Jason Chua, Project Executive at A³ by Airbus Group, is among the latter and at FTE Global 2017 in Las Vegas earlier this month he revealed all about the “Transpose” project, which is based around the development of a modular aircraft interior.
Essentially, Transpose allows airlines to offer a broad range of experiences on board a single aircraft – for instance, cafés, spas, gyms and children’s play areas can be included in the in-flight offer. Furthermore, at the end of a flight, each of these “modules” can be easily swapped in and out, offering airlines flexibility like never before.
New revenue streams for airlines
The Transpose team is serious about creating a viable business case by providing new revenue streams for carriers, flexibility for aircraft manufacturers and new experiences for passengers.
The big question, though, is if an airline sacrifices economy class seats in favour of adding experiential modules to the cabin, can the business case really add up? Chua and his colleagues are convinced it can.
According to A³, Transpose’s flexibility can increase airline margins by over 5%, without assuming any fare increases. This data is based on analysis of over 1.5 million lines of historical data around passenger capacity, premium cabin patterns and airline ticket sales. A³ also points to research that suggests passengers are willing to pay as much as 23% extra for more choice over their in-flight experience.
A separate study for Transpose also found that travellers would be willing to pay an additional 35% on top of premium economy fares to take a Transpose flight featuring various activities. This was determined through an EEG study conducted by Nielsen Consumer Neuroscience, where the Transpose product offer was tested against a major US carrier’s product offer at varying price points.
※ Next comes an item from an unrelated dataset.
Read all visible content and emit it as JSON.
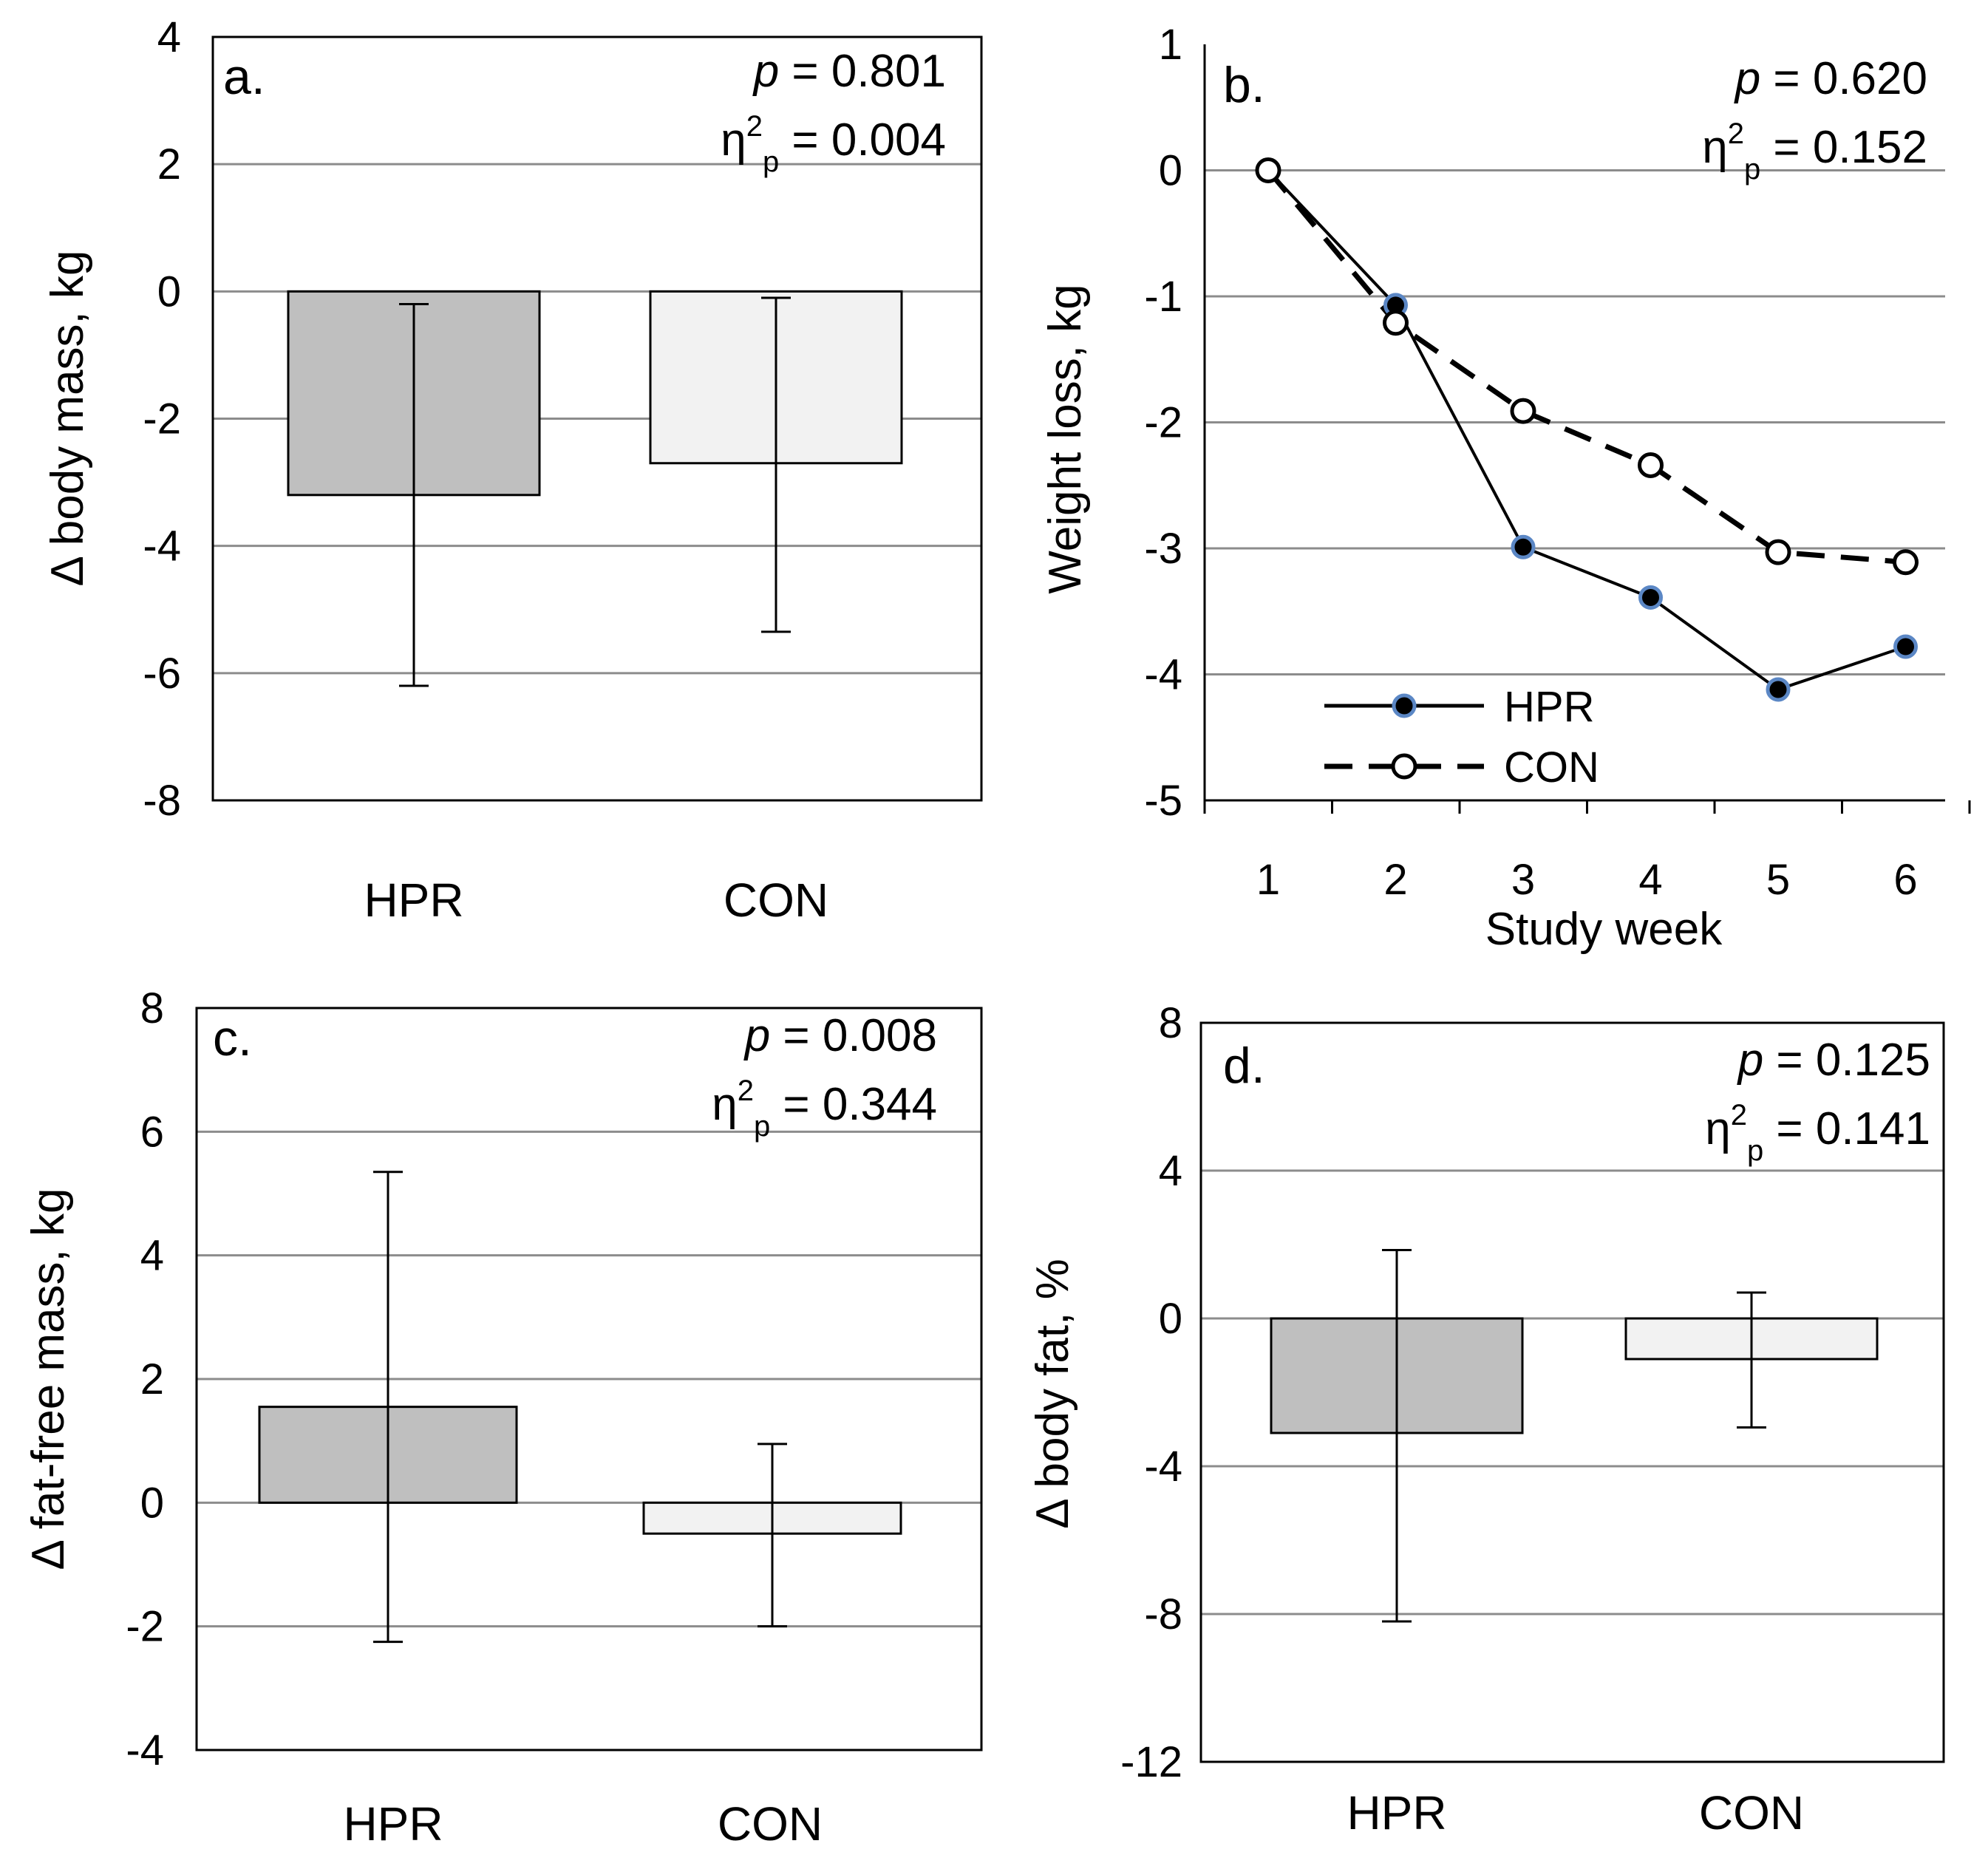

The Transpose team is also confident that modularising the aircraft cabin creates new opportunities for airlines to develop brand partnerships (think sponsored on board gyms, for instance). In fact, Reebok and Peloton were featured on the first branded Transpose prototype.
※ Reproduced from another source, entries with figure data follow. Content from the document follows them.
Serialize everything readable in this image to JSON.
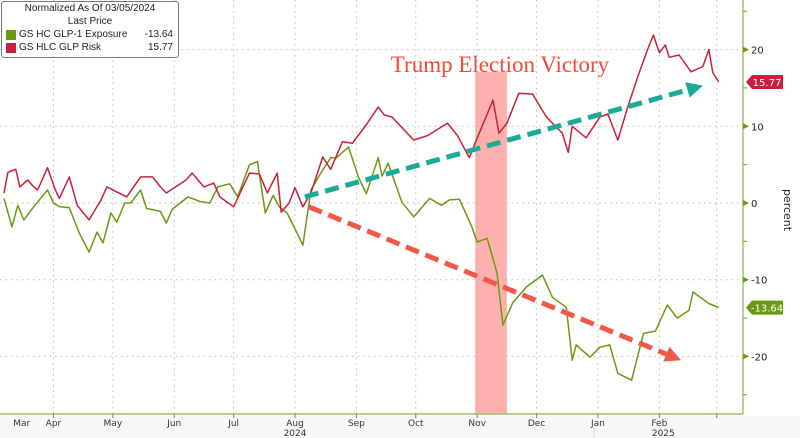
{
  "legend": {
    "title": "Normalized As Of 03/05/2024",
    "subtitle": "Last Price",
    "items": [
      {
        "name": "GS HC GLP-1 Exposure",
        "value": "-13.64",
        "color": "#6a9a10"
      },
      {
        "name": "GS HLC GLP Risk",
        "value": "15.77",
        "color": "#c8203c"
      }
    ]
  },
  "chart_data": {
    "type": "line",
    "x_unit": "days since 2024-03-05",
    "xlim": [
      0,
      376
    ],
    "ylim": [
      -27,
      26.5
    ],
    "ylabel": "percent",
    "yticks": [
      "20",
      "10",
      "0",
      "-10",
      "-20"
    ],
    "ytick_values": [
      20,
      10,
      0,
      -10,
      -20
    ],
    "months": [
      {
        "label": "Mar",
        "day": -4,
        "tick": -4
      },
      {
        "label": "Apr",
        "day": 12,
        "tick": 27
      },
      {
        "label": "May",
        "day": 42,
        "tick": 57
      },
      {
        "label": "Jun",
        "day": 73,
        "tick": 88
      },
      {
        "label": "Jul",
        "day": 103,
        "tick": 118
      },
      {
        "label": "Aug",
        "day": 134,
        "tick": 149
      },
      {
        "label": "Sep",
        "day": 165,
        "tick": 180
      },
      {
        "label": "Oct",
        "day": 195,
        "tick": 210
      },
      {
        "label": "Nov",
        "day": 226,
        "tick": 241
      },
      {
        "label": "Dec",
        "day": 256,
        "tick": 271
      },
      {
        "label": "Jan",
        "day": 287,
        "tick": 302
      },
      {
        "label": "Feb",
        "day": 318,
        "tick": 333
      }
    ],
    "month_ticks": [
      27,
      57,
      88,
      118,
      149,
      180,
      210,
      241,
      271,
      302,
      333,
      362
    ],
    "years": [
      {
        "label": "2024",
        "day": 149
      },
      {
        "label": "2025",
        "day": 335
      }
    ],
    "year_divider_day": 300,
    "grid": true,
    "series": [
      {
        "name": "GS HC GLP-1 Exposure",
        "color": "#6a9a10",
        "last": "-13.64",
        "points": [
          [
            2,
            0.6
          ],
          [
            6,
            -3.1
          ],
          [
            9,
            -0.3
          ],
          [
            12,
            -2.2
          ],
          [
            17,
            -0.5
          ],
          [
            24,
            1.7
          ],
          [
            27,
            0
          ],
          [
            30,
            -0.5
          ],
          [
            35,
            -0.6
          ],
          [
            40,
            -3.9
          ],
          [
            45,
            -6.4
          ],
          [
            49,
            -3.8
          ],
          [
            52,
            -5.2
          ],
          [
            56,
            -1.3
          ],
          [
            59,
            -2.5
          ],
          [
            63,
            0
          ],
          [
            66,
            0
          ],
          [
            71,
            1.7
          ],
          [
            74,
            -0.7
          ],
          [
            81,
            -1.1
          ],
          [
            84,
            -2.6
          ],
          [
            87,
            -0.8
          ],
          [
            95,
            0.8
          ],
          [
            101,
            0.2
          ],
          [
            106,
            0
          ],
          [
            110,
            2.1
          ],
          [
            116,
            2.5
          ],
          [
            120,
            0.8
          ],
          [
            126,
            5.0
          ],
          [
            130,
            5.4
          ],
          [
            134,
            -1.3
          ],
          [
            138,
            1.0
          ],
          [
            141,
            -0.5
          ],
          [
            145,
            -1.3
          ],
          [
            150,
            -3.9
          ],
          [
            153,
            -5.5
          ],
          [
            157,
            1.7
          ],
          [
            162,
            3.9
          ],
          [
            167,
            5.9
          ],
          [
            170,
            5.9
          ],
          [
            176,
            7.3
          ],
          [
            181,
            3.4
          ],
          [
            185,
            1.2
          ],
          [
            191,
            5.9
          ],
          [
            193,
            3.5
          ],
          [
            196,
            5.2
          ],
          [
            203,
            0.1
          ],
          [
            209,
            -1.8
          ],
          [
            217,
            0.6
          ],
          [
            223,
            -0.3
          ],
          [
            227,
            0.4
          ],
          [
            232,
            0.5
          ],
          [
            238,
            -2.9
          ],
          [
            241,
            -5.1
          ],
          [
            246,
            -4.6
          ],
          [
            251,
            -9.1
          ],
          [
            254,
            -15.9
          ],
          [
            259,
            -13.0
          ],
          [
            266,
            -10.9
          ],
          [
            274,
            -9.4
          ],
          [
            279,
            -12.3
          ],
          [
            286,
            -13.6
          ],
          [
            289,
            -20.5
          ],
          [
            291,
            -18.5
          ],
          [
            298,
            -20.1
          ],
          [
            303,
            -18.8
          ],
          [
            308,
            -18.5
          ],
          [
            312,
            -22.2
          ],
          [
            319,
            -23.1
          ],
          [
            325,
            -17.0
          ],
          [
            331,
            -16.7
          ],
          [
            337,
            -13.3
          ],
          [
            342,
            -15.0
          ],
          [
            348,
            -14.0
          ],
          [
            350,
            -11.6
          ],
          [
            358,
            -13.1
          ],
          [
            363,
            -13.64
          ]
        ]
      },
      {
        "name": "GS HLC GLP Risk",
        "color": "#c8203c",
        "last": "15.77",
        "points": [
          [
            2,
            1.3
          ],
          [
            4,
            4.0
          ],
          [
            8,
            4.4
          ],
          [
            10,
            2.1
          ],
          [
            14,
            3.0
          ],
          [
            17,
            2.1
          ],
          [
            19,
            1.7
          ],
          [
            24,
            4.6
          ],
          [
            28,
            1.7
          ],
          [
            30,
            0.6
          ],
          [
            35,
            3.4
          ],
          [
            39,
            -0.3
          ],
          [
            45,
            -2.2
          ],
          [
            51,
            0.4
          ],
          [
            54,
            2.1
          ],
          [
            64,
            0.8
          ],
          [
            71,
            3.4
          ],
          [
            77,
            3.4
          ],
          [
            81,
            2.1
          ],
          [
            84,
            1.3
          ],
          [
            94,
            3.0
          ],
          [
            97,
            3.9
          ],
          [
            103,
            2.1
          ],
          [
            108,
            2.6
          ],
          [
            111,
            0.8
          ],
          [
            118,
            -0.5
          ],
          [
            126,
            3.9
          ],
          [
            131,
            3.8
          ],
          [
            135,
            1.3
          ],
          [
            140,
            3.9
          ],
          [
            142,
            -1.2
          ],
          [
            146,
            0
          ],
          [
            149,
            2.0
          ],
          [
            153,
            -0.5
          ],
          [
            157,
            1.3
          ],
          [
            163,
            6.0
          ],
          [
            167,
            4.4
          ],
          [
            173,
            8.0
          ],
          [
            178,
            7.8
          ],
          [
            185,
            10.2
          ],
          [
            191,
            12.5
          ],
          [
            194,
            11.5
          ],
          [
            198,
            11.2
          ],
          [
            209,
            8.2
          ],
          [
            216,
            8.8
          ],
          [
            226,
            10.4
          ],
          [
            231,
            8.8
          ],
          [
            237,
            5.9
          ],
          [
            242,
            9.1
          ],
          [
            249,
            13.4
          ],
          [
            252,
            9.1
          ],
          [
            256,
            10.4
          ],
          [
            262,
            14.3
          ],
          [
            269,
            14.2
          ],
          [
            276,
            11.2
          ],
          [
            284,
            9.1
          ],
          [
            287,
            6.6
          ],
          [
            289,
            10.0
          ],
          [
            296,
            8.5
          ],
          [
            303,
            11.2
          ],
          [
            307,
            11.6
          ],
          [
            312,
            8.2
          ],
          [
            317,
            12.5
          ],
          [
            322,
            16.4
          ],
          [
            327,
            20.0
          ],
          [
            330,
            21.9
          ],
          [
            333,
            19.6
          ],
          [
            336,
            20.6
          ],
          [
            338,
            19.0
          ],
          [
            343,
            19.3
          ],
          [
            349,
            17.1
          ],
          [
            355,
            17.8
          ],
          [
            358,
            20.0
          ],
          [
            360,
            17.0
          ],
          [
            363,
            15.77
          ]
        ]
      }
    ],
    "annotations": {
      "text": "Trump Election Victory",
      "text_color": "#f04a3a",
      "band": {
        "start_day": 240,
        "end_day": 256,
        "color": "#ffb0ae"
      },
      "arrows": [
        {
          "name": "uptrend-arrow",
          "color": "#1aab96",
          "from": [
            154,
            0.8
          ],
          "to": [
            355,
            15.3
          ]
        },
        {
          "name": "downtrend-arrow",
          "color": "#f0584a",
          "from": [
            156,
            -0.5
          ],
          "to": [
            344,
            -20.5
          ]
        }
      ]
    }
  }
}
‘Airlines will decide if Transpose becomes a reality’
Chua revealed that a number of airlines have expressed a solid interest in further developing the Transpose concept, and a letter of intent has been received from an MRO interested in completing engineering, flight test, production and certification work for an A320-based Transpose aircraft within the next two years.
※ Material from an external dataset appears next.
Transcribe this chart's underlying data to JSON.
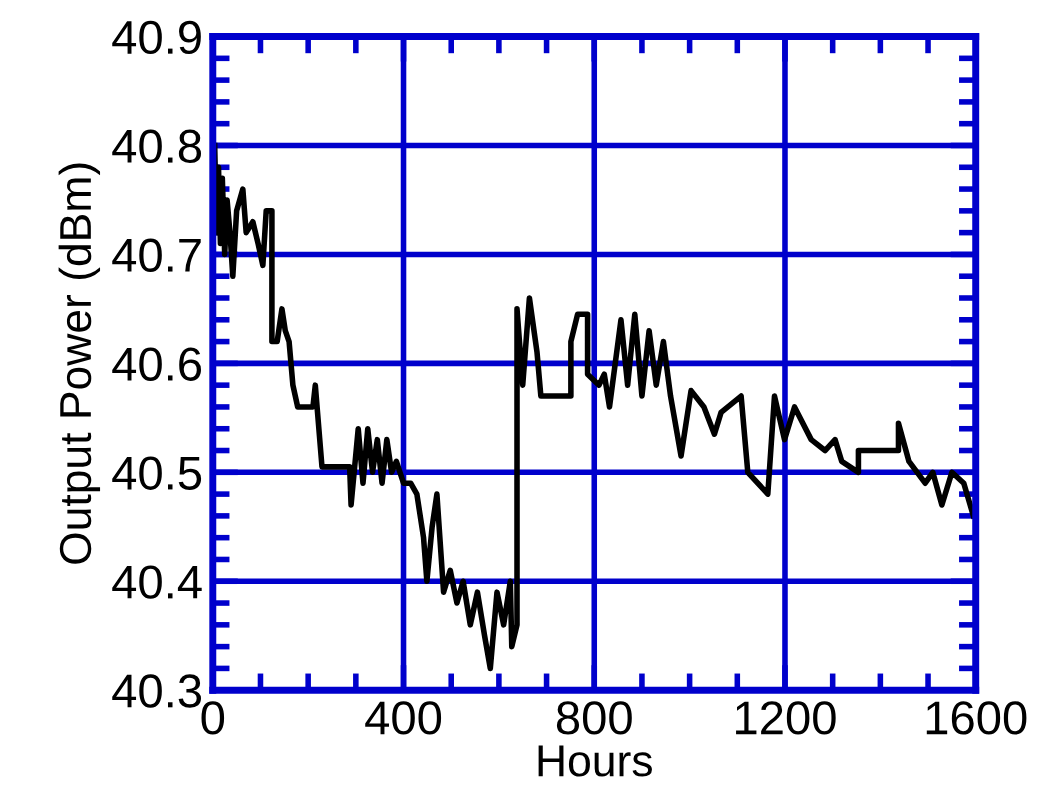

Further highlighting just how determined A³ is about getting Transpose in the air, technical reviews are ongoing with Airbus cabin and structural engineering, and engagement continues with the likes of the FAA and EASA.
Of course, not everyone will be sold on the idea of modular aircraft cabins, but Chua told FTE that he would encourage naysayers to “suspend their disbelief a little bit and trust us” to prove the value of Transpose. He also admitted that it will ultimately be the airlines that decide if the concept becomes a reality.
While the carriers weigh up the pros and cons, Chua and colleagues will keep pressing ahead with their plans for a first Transpose flight.